アルマからの質問に答えたテッド皇子によるとやはり彼らの父は即戦力至上主義だったらしい。
さらに、歪んだ思想を持っており、女性を下に見ていたようだ。
アリス達を産ませたのも、その歪んだ思想によるものなのだろうか?
「アレが病死した後に、アレと同じ考えの元次男を皇帝にしましたが、次男も4人の母上と長兄主導によるクーデターで処刑されましたからね。 母上と次男以外の私達子供はアレの思考に対して常に反発してましたから」
「アレは、これでもかと言う程に他国から即戦力になる強い冒険者を連盟の断りもなく無理やり帝国のギルドに入れさせ、他国を弱体化させたんだよ。 実を言うとアレが皇帝の頃は、冒険者連盟に加入してなかったしね。 長兄のエッジお兄ちゃんが皇帝になってからようやく連盟に加入できたんだよ」
「連盟に加入してなかったんですか。 エリクシア王国と同じ感じですね……」
そして、話を続けるテッド皇子とアリス皇女の内容にアルマ達は固唾を飲んで聞いていた。
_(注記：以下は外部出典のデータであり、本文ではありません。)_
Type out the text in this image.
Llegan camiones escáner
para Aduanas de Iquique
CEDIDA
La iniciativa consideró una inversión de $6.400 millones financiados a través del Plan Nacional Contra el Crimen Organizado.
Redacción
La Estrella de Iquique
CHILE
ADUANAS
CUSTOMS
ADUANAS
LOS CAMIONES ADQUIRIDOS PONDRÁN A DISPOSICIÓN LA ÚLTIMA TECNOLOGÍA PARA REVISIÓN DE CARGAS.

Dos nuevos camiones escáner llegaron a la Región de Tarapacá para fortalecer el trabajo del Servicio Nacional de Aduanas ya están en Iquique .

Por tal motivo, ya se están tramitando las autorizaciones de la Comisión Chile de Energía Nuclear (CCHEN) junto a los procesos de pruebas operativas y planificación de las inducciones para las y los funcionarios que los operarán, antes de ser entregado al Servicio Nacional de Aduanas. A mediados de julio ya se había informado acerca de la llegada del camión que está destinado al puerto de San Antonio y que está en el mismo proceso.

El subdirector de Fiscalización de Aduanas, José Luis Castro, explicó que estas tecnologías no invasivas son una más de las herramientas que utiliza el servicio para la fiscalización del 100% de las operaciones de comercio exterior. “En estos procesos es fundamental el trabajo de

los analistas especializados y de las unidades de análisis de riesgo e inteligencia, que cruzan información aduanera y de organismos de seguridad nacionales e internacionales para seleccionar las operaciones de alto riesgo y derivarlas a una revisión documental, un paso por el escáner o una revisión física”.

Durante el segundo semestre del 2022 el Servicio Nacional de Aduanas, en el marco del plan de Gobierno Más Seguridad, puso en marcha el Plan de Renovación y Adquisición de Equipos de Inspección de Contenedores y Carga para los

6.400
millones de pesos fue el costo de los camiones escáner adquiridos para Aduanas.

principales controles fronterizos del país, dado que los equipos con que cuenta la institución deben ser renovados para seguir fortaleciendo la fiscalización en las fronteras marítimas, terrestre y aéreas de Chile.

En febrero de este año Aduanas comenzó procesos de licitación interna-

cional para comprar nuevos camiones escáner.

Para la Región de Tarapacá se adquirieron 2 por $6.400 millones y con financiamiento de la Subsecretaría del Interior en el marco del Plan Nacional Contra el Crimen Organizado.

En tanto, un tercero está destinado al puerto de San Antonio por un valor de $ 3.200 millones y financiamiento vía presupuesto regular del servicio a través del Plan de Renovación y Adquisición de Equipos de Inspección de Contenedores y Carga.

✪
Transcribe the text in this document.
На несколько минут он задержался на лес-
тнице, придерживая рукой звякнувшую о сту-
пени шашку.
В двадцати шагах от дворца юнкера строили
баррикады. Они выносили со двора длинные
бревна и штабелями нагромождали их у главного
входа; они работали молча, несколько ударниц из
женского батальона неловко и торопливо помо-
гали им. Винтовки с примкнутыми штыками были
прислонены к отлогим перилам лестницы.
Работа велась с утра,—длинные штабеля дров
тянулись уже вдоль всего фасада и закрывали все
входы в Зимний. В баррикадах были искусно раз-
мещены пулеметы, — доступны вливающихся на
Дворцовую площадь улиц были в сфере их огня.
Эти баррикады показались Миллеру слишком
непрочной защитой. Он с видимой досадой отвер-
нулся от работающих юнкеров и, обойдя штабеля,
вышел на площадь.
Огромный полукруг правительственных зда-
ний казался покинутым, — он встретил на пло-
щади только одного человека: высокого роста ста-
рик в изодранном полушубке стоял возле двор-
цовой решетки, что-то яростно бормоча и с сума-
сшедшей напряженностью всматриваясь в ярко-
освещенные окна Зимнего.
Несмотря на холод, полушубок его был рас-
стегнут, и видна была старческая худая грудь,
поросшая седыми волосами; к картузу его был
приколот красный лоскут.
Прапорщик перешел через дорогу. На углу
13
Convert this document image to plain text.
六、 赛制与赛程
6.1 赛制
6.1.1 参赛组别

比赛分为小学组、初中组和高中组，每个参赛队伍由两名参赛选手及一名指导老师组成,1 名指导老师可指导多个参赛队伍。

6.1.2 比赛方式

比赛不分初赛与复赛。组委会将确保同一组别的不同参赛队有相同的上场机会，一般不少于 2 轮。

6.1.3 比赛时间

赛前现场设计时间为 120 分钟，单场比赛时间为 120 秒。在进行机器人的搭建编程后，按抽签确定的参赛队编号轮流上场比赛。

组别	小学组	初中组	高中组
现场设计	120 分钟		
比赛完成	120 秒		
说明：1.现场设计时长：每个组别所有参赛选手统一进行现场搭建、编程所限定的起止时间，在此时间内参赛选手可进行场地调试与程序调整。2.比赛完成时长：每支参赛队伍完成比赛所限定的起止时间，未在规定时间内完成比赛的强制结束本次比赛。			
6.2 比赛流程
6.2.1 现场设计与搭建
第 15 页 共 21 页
実は彼らの父が病死した後には、父と同じ考えの次男を皇帝にしたらしいが、4人の元妻と長男がクーデターを主導、次男は処刑された。
さらに、父が皇帝であった頃は即戦力至上主義の名の下に他国からの冒険者を無理やり引き抜き、帝国のギルドに入れさせていたようだ。
連盟に加入していなかったからこそなし得た行為なのだろう。
連盟に加入したのも長男が皇帝に就任してから実現したとのこと。
ここまで聞いたアイシアがまるでエリクシア王国を見ているかのような感想を口にした。
「長兄のエッジ兄上が皇帝になってからは、今までとは真逆の政治をしました。 ギルドの即戦力主義者はペナルティが課せられ、連盟によるギルド管理を行わせ、冒険者学校も設立したり、国民の為の定期馬車を用意するなど、即戦力至上主義者にとっては住み心地が悪いように組み替えたのです」
「即座に処罰しなかったんですね」
「ええ、ギルドの建て替えには、ギルドマスターを交代させる必要がありまして、アレのせいでなかなか代わりのギルドマスターが育たない状態だったので後回しにしたんです」
「結果論だけど、それが結局仇になっちゃったけどね……」
エッジ皇帝が就任してからは、父によって苦しめられた国民を救うために税金を少なくするなどの父の時代とは真逆の政治をやってきたようで、ギルド派を苦しめてきた。
セリアがギルド派を即座に処罰しなかったのかと聞いたが、代わりのギルドマスターがおらず、育てるにも時間がかかるので、連盟の監視の下でギルドを管理、代わりとなるギルドマスターを育てつつギルドの建て替えを行う予定だった。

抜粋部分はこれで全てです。